# AGR Credit Card Travel Rebate



## Shanghai (Dec 20, 2010)

*I checked my AGR statement today and found an entry saying"AGR Credit Card Travel Rebate."*

*I have an AGR Mastercard but I was unaware on any rebate that adds points to my account.*

*Has anyone else received such an entry?*


----------



## pennyk (Dec 20, 2010)

I just got the same thing - 5% of the amount of points redeemed for travel are rebated back to you (if you have an AGR Master Card). Previously, I think there was a 10% rebate.


----------



## the_traveler (Dec 20, 2010)

When you redeem an AGR award, and you also have a AGR Mastercard, you receive a 5% rebate of points that you redeem!






So if you say redeem a 1 zone bedroom award for 20K, you will receive a rebate of 1K! (And IIRC that rebate is immediate!
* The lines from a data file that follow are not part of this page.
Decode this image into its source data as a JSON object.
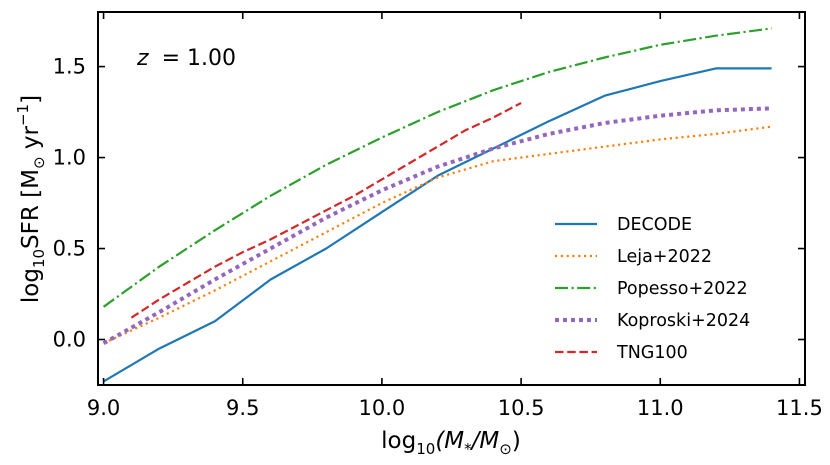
{
  "chart_data": {
    "type": "line",
    "title": "",
    "annotation": {
      "z_symbol": "z",
      "z_value": "= 1.00"
    },
    "xlabel": {
      "prefix": "log",
      "sub": "10",
      "body": "(M",
      "star": "*",
      "slash": "/M",
      "sun": "⊙",
      "close": ")"
    },
    "ylabel": {
      "prefix": "log",
      "sub": "10",
      "body": "SFR [M",
      "sun": "⊙",
      "unit": " yr",
      "exp": "−1",
      "close": "]"
    },
    "xlim": [
      8.98,
      11.52
    ],
    "ylim": [
      -0.25,
      1.8
    ],
    "xticks": [
      9.0,
      9.5,
      10.0,
      10.5,
      11.0,
      11.5
    ],
    "xtick_labels": [
      "9.0",
      "9.5",
      "10.0",
      "10.5",
      "11.0",
      "11.5"
    ],
    "yticks": [
      0.0,
      0.5,
      1.0,
      1.5
    ],
    "ytick_labels": [
      "0.0",
      "0.5",
      "1.0",
      "1.5"
    ],
    "legend_position": "lower-right",
    "series": [
      {
        "name": "DECODE",
        "color": "#1f77b4",
        "dash": "solid",
        "width": 2.2,
        "x": [
          9.0,
          9.2,
          9.4,
          9.6,
          9.8,
          10.0,
          10.2,
          10.4,
          10.6,
          10.8,
          11.0,
          11.2,
          11.4
        ],
        "y": [
          -0.23,
          -0.05,
          0.1,
          0.33,
          0.5,
          0.7,
          0.9,
          1.05,
          1.2,
          1.34,
          1.42,
          1.49,
          1.49
        ]
      },
      {
        "name": "Leja+2022",
        "color": "#ff7f0e",
        "dash": "dotted",
        "width": 2.2,
        "x": [
          9.0,
          9.2,
          9.4,
          9.6,
          9.8,
          10.0,
          10.2,
          10.4,
          10.6,
          10.8,
          11.0,
          11.2,
          11.4
        ],
        "y": [
          -0.02,
          0.12,
          0.27,
          0.43,
          0.59,
          0.75,
          0.89,
          0.98,
          1.02,
          1.06,
          1.1,
          1.13,
          1.17
        ]
      },
      {
        "name": "Popesso+2022",
        "color": "#2ca02c",
        "dash": "dashdot",
        "width": 2.2,
        "x": [
          9.0,
          9.2,
          9.4,
          9.6,
          9.8,
          10.0,
          10.2,
          10.4,
          10.6,
          10.8,
          11.0,
          11.2,
          11.4
        ],
        "y": [
          0.18,
          0.4,
          0.6,
          0.79,
          0.96,
          1.11,
          1.25,
          1.37,
          1.47,
          1.55,
          1.62,
          1.67,
          1.71
        ]
      },
      {
        "name": "Koproski+2024",
        "color": "#9467bd",
        "dash": "dotted-thick",
        "width": 4,
        "x": [
          9.0,
          9.2,
          9.4,
          9.6,
          9.8,
          10.0,
          10.2,
          10.4,
          10.6,
          10.8,
          11.0,
          11.2,
          11.4
        ],
        "y": [
          -0.02,
          0.15,
          0.33,
          0.5,
          0.67,
          0.82,
          0.95,
          1.05,
          1.13,
          1.19,
          1.23,
          1.26,
          1.27
        ]
      },
      {
        "name": "TNG100",
        "color": "#d62728",
        "dash": "dashed",
        "width": 2.2,
        "x": [
          9.1,
          9.2,
          9.3,
          9.4,
          9.5,
          9.6,
          9.7,
          9.8,
          9.9,
          10.0,
          10.1,
          10.2,
          10.3,
          10.4,
          10.5
        ],
        "y": [
          0.12,
          0.22,
          0.31,
          0.4,
          0.48,
          0.55,
          0.63,
          0.71,
          0.79,
          0.88,
          0.97,
          1.06,
          1.15,
          1.22,
          1.3
        ]
      }
    ]
  }
}
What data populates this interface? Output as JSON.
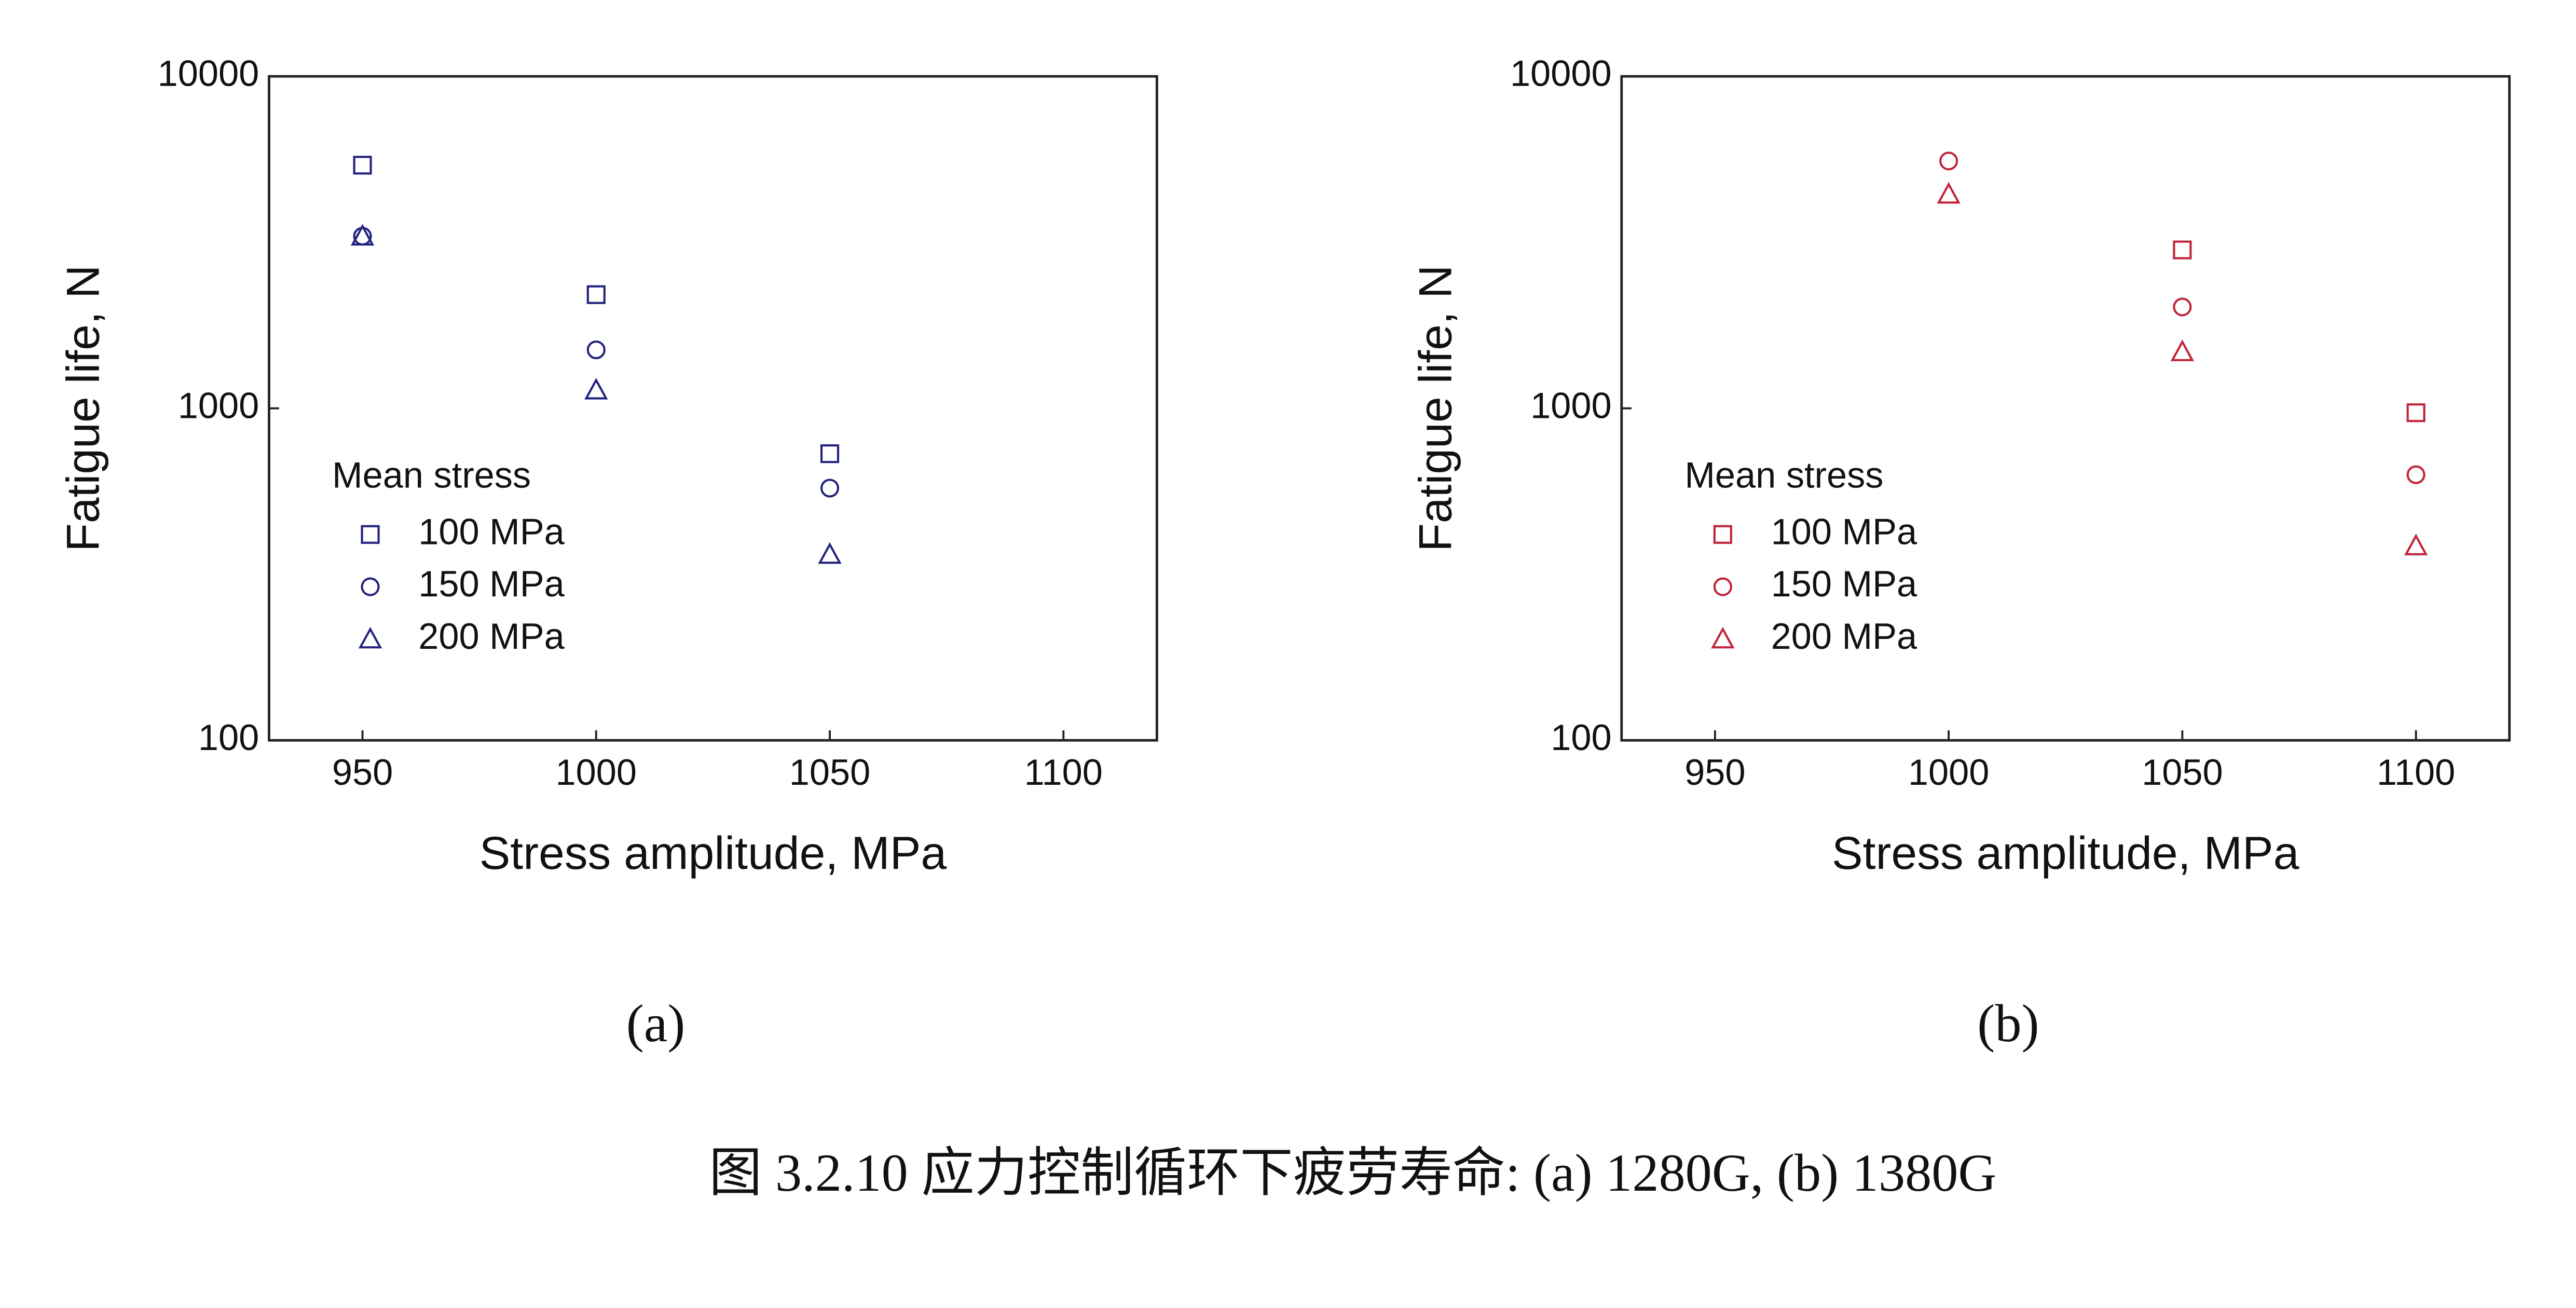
{
  "chart_data": [
    {
      "type": "scatter",
      "panel_label": "(a)",
      "x_label": "Stress amplitude, MPa",
      "y_label": "Fatigue life, N",
      "xlim": [
        930,
        1120
      ],
      "xticks": [
        950,
        1000,
        1050,
        1100
      ],
      "ylim": [
        100,
        10000
      ],
      "yticks": [
        100,
        1000,
        10000
      ],
      "log_y": true,
      "grid": false,
      "legend_title": "Mean stress",
      "legend": "left",
      "series": [
        {
          "name": "100 MPa",
          "color": "#23237f",
          "marker": "square",
          "x": [
            950,
            1000,
            1050
          ],
          "values": [
            5400,
            2200,
            730
          ]
        },
        {
          "name": "150 MPa",
          "color": "#23237f",
          "marker": "circle",
          "x": [
            950,
            1000,
            1050
          ],
          "values": [
            3300,
            1500,
            575
          ]
        },
        {
          "name": "200 MPa",
          "color": "#23237f",
          "marker": "triangle",
          "x": [
            950,
            1000,
            1050
          ],
          "values": [
            3300,
            1135,
            363
          ]
        }
      ]
    },
    {
      "type": "scatter",
      "panel_label": "(b)",
      "x_label": "Stress amplitude, MPa",
      "y_label": "Fatigue life, N",
      "xlim": [
        930,
        1120
      ],
      "xticks": [
        950,
        1000,
        1050,
        1100
      ],
      "ylim": [
        100,
        10000
      ],
      "yticks": [
        100,
        1000,
        10000
      ],
      "log_y": true,
      "grid": false,
      "legend_title": "Mean stress",
      "legend": "left",
      "series": [
        {
          "name": "100 MPa",
          "color": "#c0243a",
          "marker": "square",
          "x": [
            1050,
            1100
          ],
          "values": [
            3000,
            970
          ]
        },
        {
          "name": "150 MPa",
          "color": "#c0243a",
          "marker": "circle",
          "x": [
            1000,
            1050,
            1100
          ],
          "values": [
            5560,
            2020,
            631
          ]
        },
        {
          "name": "200 MPa",
          "color": "#c0243a",
          "marker": "triangle",
          "x": [
            1000,
            1050,
            1100
          ],
          "values": [
            4415,
            1480,
            385
          ]
        }
      ]
    }
  ],
  "caption": "图 3.2.10 应力控制循环下疲劳寿命: (a) 1280G, (b) 1380G"
}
) So the award effectively costs you 19K - but you must have 20K in your account to redeem it!


----------



## the_traveler (Dec 20, 2010)

FYI - I made a 50K award at 8:00 PM. When I checked my account about 8:30 PM that same night, the 2,500 points (5%) was back in my account! So a 50K award cost me 47,500 points!


----------



## Shanghai (Dec 21, 2010)

Thank you. It was a rebate for my AGR redemption.


----------